This is quite a weird question, but I don't come along with it.
I do have two dataframes, named df1 and df2. There structure is:
df1:
Eval Lang Average Model
df2:
Eval Lang Mean
The model column has exactly six different values available and there exists exactly one of these six for every possible combination (Eval, Lang). I want these six values to be six new columns in df2, all having the value of df1['Average'] in that position.
So the resulting structure then is:
Eval Lang Mean ModelAverage1 ModelAverage2 ModelAverage3 ModelAverage4 ModelAverage5 ModelAverage6
Is there an easy clever way to do this? I am not sure anymore if what I am doing here is something which normal panda commands should support.
==== To visualise that, here is an example: df1.csv:
Eval,Lang,Average,Model
F1,German,0.62,flairmulti
F1,German,0.7363,flairsingle
F1,German,0.72,bertmulti
F1,German,0.7527,bertsingle
F1,German,0.78,robertamulti
F1,German,0.7349,robertasingle
df2.csv
Eval,Lang,Mean
F1,German,0.54
Precision,German,0.54
Recall,German,0.53
The result would then be like: total.csv
Eval,Lang,Mean,flairmulti,flairsingle,bertmulti,bertsingle,robertamulti,robertasingle
F1,German,0.54,0.62,0.7363,0.72,0.7527,0.78,0.7349
Precision,German,0.54,...
Recall,German,0.53,...
Of course there are also other values for Lang and Eval, but in fact, every pair of them has exactly these six named values of "Model" which I have above.

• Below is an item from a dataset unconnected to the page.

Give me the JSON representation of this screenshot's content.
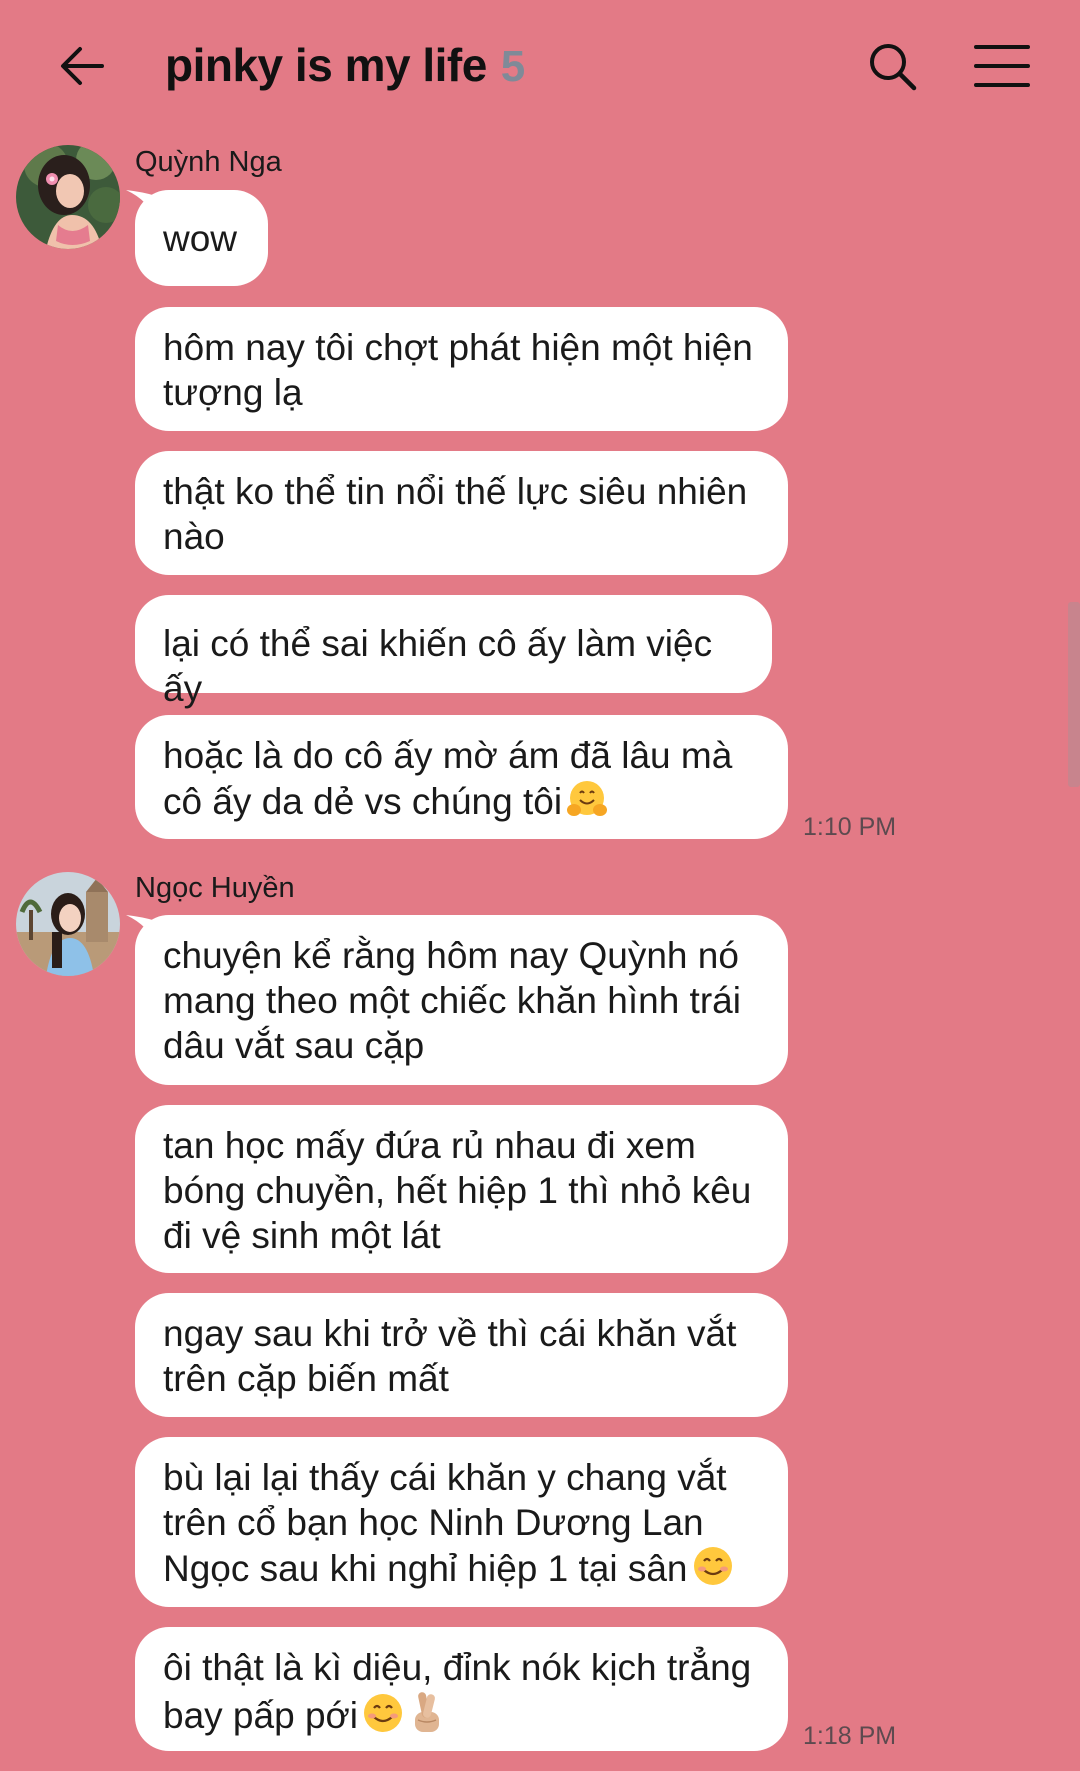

CodePudding user response:
You can pivot
df2
to get the values from the Model
column as the new columns and the values from the Average
column as the new values:
df3 = df2.merge(df1.pivot(index=['Eval', 'Lang'], columns='Model', values='Average').reset_index())
Output:
>>> df3
Eval Lang Mean bertmulti bertsingle flairmulti flairsingle robertamulti robertasingle
0 F1 German 0.54 0.72 0.7527 0.62 0.7363 0.78 0.7349